8. Lichauco House, Sta. Ana, Manila
The Lichauco House was originally the “O’brien House,” built by the latter’s family “during the early American period,” according to the NHCP. When they transferred to another home during the Japanese occupation, it became a “refuge for many civilians.”
Marcial Lichauco, who was ambassador under former President Diosdado Macapagal, then bought it from the O’briens at the end of World War II, and turned it into his family home with his wife, Jessie.
The second heritage tree in the city of Manila, a century-old balete, can be found in the compound, as well. The first is found in Malacañang.
NHCP said the house was a living “example of structures built during the American colonial era and a… witness to the development of the historic district of Santa Ana.”
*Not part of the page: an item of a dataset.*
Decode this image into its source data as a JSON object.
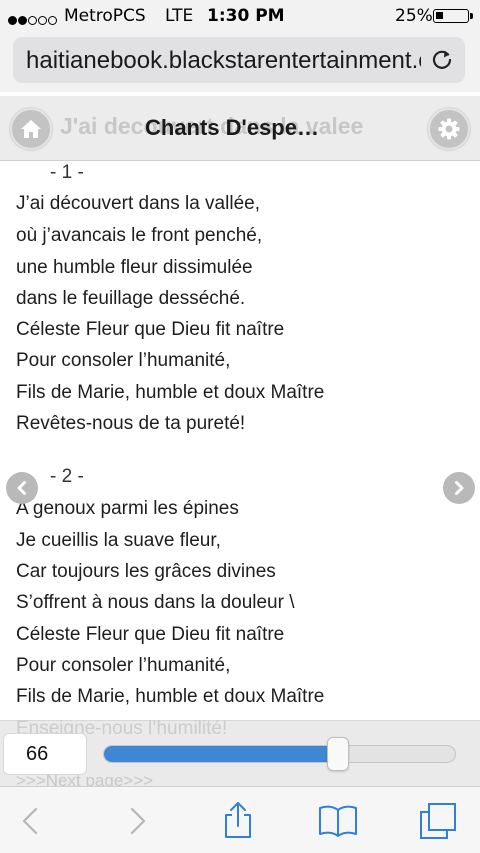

9. Old Legislative Building, now National Museum, Ermita, Manila
Here’s a place that deserves a day at least of exploring. The former legislative building was designed in 1918 by American architect Daniel Burnham, who was known for his classical style, patterned after the structures of Greece and Rome.
This building now houses the National Museum, with exhibits in the “arts and natural sciences,” among others, according to the museum’s website (http://philmuseum.tripod.com/index#). Works of National Artists can be found here. Adjacent to the structure is the National Museum of the Filipino People, which contains the country’s anthropological and archaeological treasures.
10. Presidential Museum and Library, Malacañan Palace, Manila
Yes, Malacañan—without a ‘g’ at the end, referring to the palace—is open to visitors. Located in Kalayaan Hall, the Presidential Museum and Library is filled not just with objects from the lives of Philippine presidents and heroes, but stories, too.
Which President enjoyed chess so much, he continued to visit his chess set even from the grave? Which war-time flag on display was bought off eBay from an American who had no idea what to make of it? Which painting is so valuable, selling it would fund the entire reconstruction of Malacañan, should the latter fall?
Visits should be set at least seven working days prior by contacting the Tours and Visitor Relations office.